Платок родной, год уже сорок второй.Чахнем и сохнем,Скоро подохнем,Милый платочек ты мой.
Вообще многие песни были переделаны из официальных сентиментально-патриотических в песни, отражающие грубую реальность. Например, за душу берущая популярная песенка «Огонек» («На позицию девушка провожала бойца», и т. д.) пелась так:
На позицию – девушка, а с позиции – мать.На позицию – честная, а с позиции – блядь, и т. д.
Я пишу обо всем этом, чтобы сказать, что за все время войны я не видел ни одного человека, который не думал бы прежде всего о себе, о своих близких и только в самую последнюю очередь – о стране, партии, героизме и прочем. Наверное, кто-то видел другое – жертвенность, сострадание и всякое такое. Пусть они сами расскажут, что видели. А я рассказываю, что видел я.
Довольно часто водители полуторок ночевали в нашем доме. Хозяин ставил на стол бутылку самогона и вареную картошку, а дамы доставали из вещмешка хлеб, сало, тушенку, пачку папирос. Пили много. Обычно одной бутылкой дело не ограничивалось. Шли разговоры, потом начинали петь, и, как правило, – песни с переделанными словами.

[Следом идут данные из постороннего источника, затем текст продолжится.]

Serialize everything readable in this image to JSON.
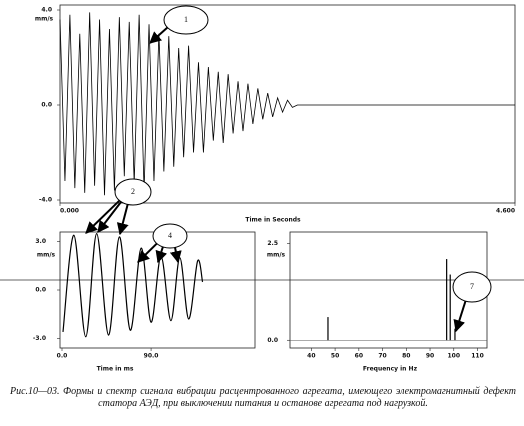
{
  "chart_data": [
    {
      "type": "line",
      "ylabel": "mm/s",
      "xlabel": "Time in Seconds",
      "annotations": [
        "1"
      ],
      "color": "#000000",
      "xlim": [
        0,
        4.6
      ],
      "xticks": [
        {
          "value": 0,
          "label": "0.000"
        },
        {
          "value": 4.6,
          "label": "4.600"
        }
      ],
      "ylim": [
        -4,
        4
      ],
      "yticks": [
        {
          "value": 4,
          "label": "4.0"
        },
        {
          "value": 0,
          "label": "0.0"
        },
        {
          "value": -4,
          "label": "-4.0"
        }
      ],
      "x": [
        0,
        0.05,
        0.1,
        0.15,
        0.2,
        0.25,
        0.3,
        0.35,
        0.4,
        0.45,
        0.5,
        0.55,
        0.6,
        0.65,
        0.7,
        0.75,
        0.8,
        0.85,
        0.9,
        0.95,
        1.0,
        1.05,
        1.1,
        1.15,
        1.2,
        1.25,
        1.3,
        1.35,
        1.4,
        1.45,
        1.5,
        1.55,
        1.6,
        1.65,
        1.7,
        1.75,
        1.8,
        1.85,
        1.9,
        1.95,
        2.0,
        2.05,
        2.1,
        2.15,
        2.2,
        2.25,
        2.3,
        2.35,
        2.4,
        4.6
      ],
      "values": [
        3.6,
        -3.2,
        3.8,
        -3.5,
        3.0,
        -3.7,
        3.9,
        -3.4,
        3.6,
        -3.8,
        3.2,
        -3.6,
        3.7,
        -3.0,
        3.5,
        -3.3,
        3.8,
        -3.6,
        3.4,
        -3.2,
        3.0,
        -2.8,
        2.9,
        -2.6,
        2.4,
        -2.2,
        2.5,
        -2.0,
        1.8,
        -2.0,
        1.6,
        -1.5,
        1.4,
        -1.6,
        1.3,
        -1.2,
        1.0,
        -1.1,
        0.9,
        -0.8,
        0.7,
        -0.6,
        0.5,
        -0.5,
        0.3,
        -0.3,
        0.2,
        -0.1,
        0,
        0
      ]
    },
    {
      "type": "line",
      "ylabel": "mm/s",
      "xlabel": "Time in ms",
      "annotations": [
        "2",
        "4"
      ],
      "color": "#000000",
      "xlim": [
        0,
        195
      ],
      "xticks": [
        {
          "value": 0,
          "label": "0.0"
        },
        {
          "value": 90,
          "label": "90.0"
        }
      ],
      "ylim": [
        -3.6,
        3.6
      ],
      "yticks": [
        {
          "value": 3,
          "label": "3.0"
        },
        {
          "value": 0,
          "label": "0.0"
        },
        {
          "value": -3,
          "label": "-3.0"
        }
      ],
      "x": [
        1,
        12,
        24,
        35,
        47,
        58,
        69,
        80,
        90,
        100,
        110,
        119,
        128,
        137,
        142
      ],
      "values": [
        -2.6,
        3.4,
        -2.9,
        3.5,
        -2.8,
        3.3,
        -2.5,
        2.6,
        -2.0,
        2.1,
        -1.9,
        2.0,
        -1.8,
        1.8,
        0.5
      ]
    },
    {
      "type": "stem",
      "ylabel": "mm/s",
      "xlabel": "Frequency in Hz",
      "annotations": [
        "7"
      ],
      "color": "#000000",
      "xlim": [
        31,
        114
      ],
      "xticks": [
        40,
        50,
        60,
        70,
        80,
        90,
        100,
        110
      ],
      "ylim": [
        -0.2,
        2.8
      ],
      "yticks": [
        {
          "value": 2.5,
          "label": "2.5"
        },
        {
          "value": 0,
          "label": "0.0"
        }
      ],
      "x": [
        47,
        97,
        98.5,
        100.5
      ],
      "values": [
        0.6,
        2.1,
        1.7,
        0.3
      ]
    }
  ],
  "caption": "Рис.10—03. Формы и спектр сигнала вибрации расцентрованного агрегата, имеющего электромагнитный дефект статора АЭД, при выключении питания и останове агрегата под нагрузкой."
}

Мама писала отцу каждую неделю и с полуторками отправляла письма в город. Это продолжалось всю зиму. И мама стала свыкаться с мыслью, что он погиб. В апреле сорок второго года от него пришло первое письмо. Из него следовало, что он жив, что в городе голод, что он переведен на казарменное положение, то есть живет на заводе, который выпускает важную продукцию. Письмо дошло каким-то чудом. Мама писала и в Ленинград, и в Москву с просьбой разыскать отца и дать ему наш адрес, совершенно не надеясь на успех (могу сейчас только представить, как переживал отец). Видимо, в этой ситуации сыграла роль его работа. Он трудился на военном заводе, и этот завод не был эвакуирован. Отец был директором небольшого кожевенного производства, изготовлявшего упряжь для артиллерии: в начале войны все пушки были на конной тяге. Попросту говоря, здоровых лошадей запрягали – надевали уздечки и т. д. – и они тянули пушки куда надо. Для отца это была большая удача. Во-первых, продовольственные карточки были с литерой «А», на них выдавалось больше продуктов, во-вторых, кожа, из которой делалась упряжь, была плохо выделана – на ней оставались кусочки жира, мясные пленки. И работники приноровились эту кожу вываривать в большом котле. Если положить много кожи, а воды мало, – получится мясной бульон. Конечно, это был самообман, но пахло-то мясом. Про то, что выпускают на папином заводе, в письме, конечно, ничего не было, об этом я узнал позже. Все это составляло военную тайну. Об этом нельзя было писать, равно как и о том, что в городе голод, бомбежки, что умирают люди… Мать радовалась письму как ребенок. И стало видно, как она устала и каких сил ей стоило бороться за наши и свою жизни. Теперь мы знали новый адрес отца – на Средней Рогатке (теперь здесь район Купчино), недалеко от Пулковских высот, где уже были немцы.